Some time back, I read in the foreign media about calls to return historic relics removed from Egypt many years back. They included 19 items reportedly removed from the tomb of the legendary Pharaoh Tutankhamun, who ruled the country at the tender age of 18 about 3,000 years ago.
These artifacts of great historical, aesthetic and sentimental value were being held at the New York Metropolitan Museum of Art.
According to the reports, Egyptian curators had put up a strong case and proved that the relics belonged to their country and should be returned.

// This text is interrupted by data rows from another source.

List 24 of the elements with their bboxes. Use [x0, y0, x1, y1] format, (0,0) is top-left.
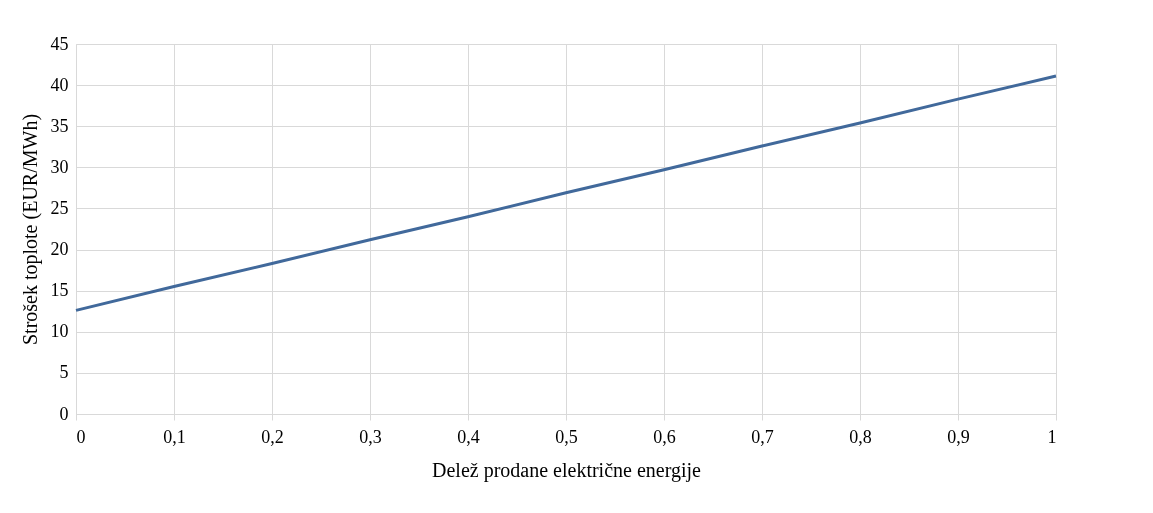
x-tick-label: 0,3	[359, 426, 382, 447]
y-tick-label: 5	[59, 362, 69, 383]
y-tick-label: 15	[50, 280, 69, 301]
y-tick-label: 20	[50, 239, 69, 260]
y-tick-label: 0	[59, 403, 69, 424]
line-series	[74, 74, 1058, 312]
x-tick-label: 0,1	[163, 426, 186, 447]
x-tick-label: 0,8	[849, 426, 872, 447]
y-axis-title: Strošek toplote (EUR/MWh)	[18, 113, 42, 346]
x-tick-label: 0	[76, 426, 86, 447]
x-tick-label: 0,6	[653, 426, 676, 447]
y-tick-label: 25	[50, 197, 69, 218]
x-axis-title: Delež prodane električne energije	[432, 458, 702, 482]
x-tick-label: 0,4	[457, 426, 480, 447]
y-tick-label: 10	[50, 321, 69, 342]
x-tick-label: 1	[1047, 426, 1057, 447]
x-tick-label: 0,5	[555, 426, 578, 447]
y-tick-label: 30	[50, 156, 69, 177]
x-tick-label: 0,7	[751, 426, 774, 447]
y-tick-label: 40	[50, 74, 69, 95]
x-tick-label: 0,9	[947, 426, 970, 447]
x-tick-label: 0,2	[261, 426, 284, 447]
y-tick-label: 35	[50, 115, 69, 136]
y-tick-label: 45	[50, 33, 69, 54]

They included a bronze figure of a dog with a golden collar, a bracelet made of a semi-precious metal, and a sphinx. They were deemed priceless, being invaluable research material for anthropologists tracing human civilization.
Egypt is widely acknowledged as the cradle of human civilization with even the Bible story partly based on it. Egypt holds one of the Seven Wonders of the World, the Pyramids of Giza.
These reports reminded me of the Kenyan historical heritage carted away by the British colonial masters many decades ago— including the remains of the two legendary lions christened “Man-Eaters of Tsavo”. They form the backdrop of the acclaimed movie, The Ghost and the Darkness, and are part of the poignant history of the construction of the Kenya-Uganda Railway line at the turn of the century, in which Indian laborers, the “coolies”, were devoured by “ghosts”.
Reports say more than 135 railway labourers were killed by the lions at the Tsavo Bridge in 1898. A British engineer, Colonel Patterson, reportedly brought down the felines.
He is said to have sold their skulls and hides to Chicago Field Museum of Natural History in the United States for $5,000 (Sh500,000) about 80 years ago.
The “Man-Eaters” should be brought home, to be displayed at the National Museums of Kenya as part of our cherished national heritage.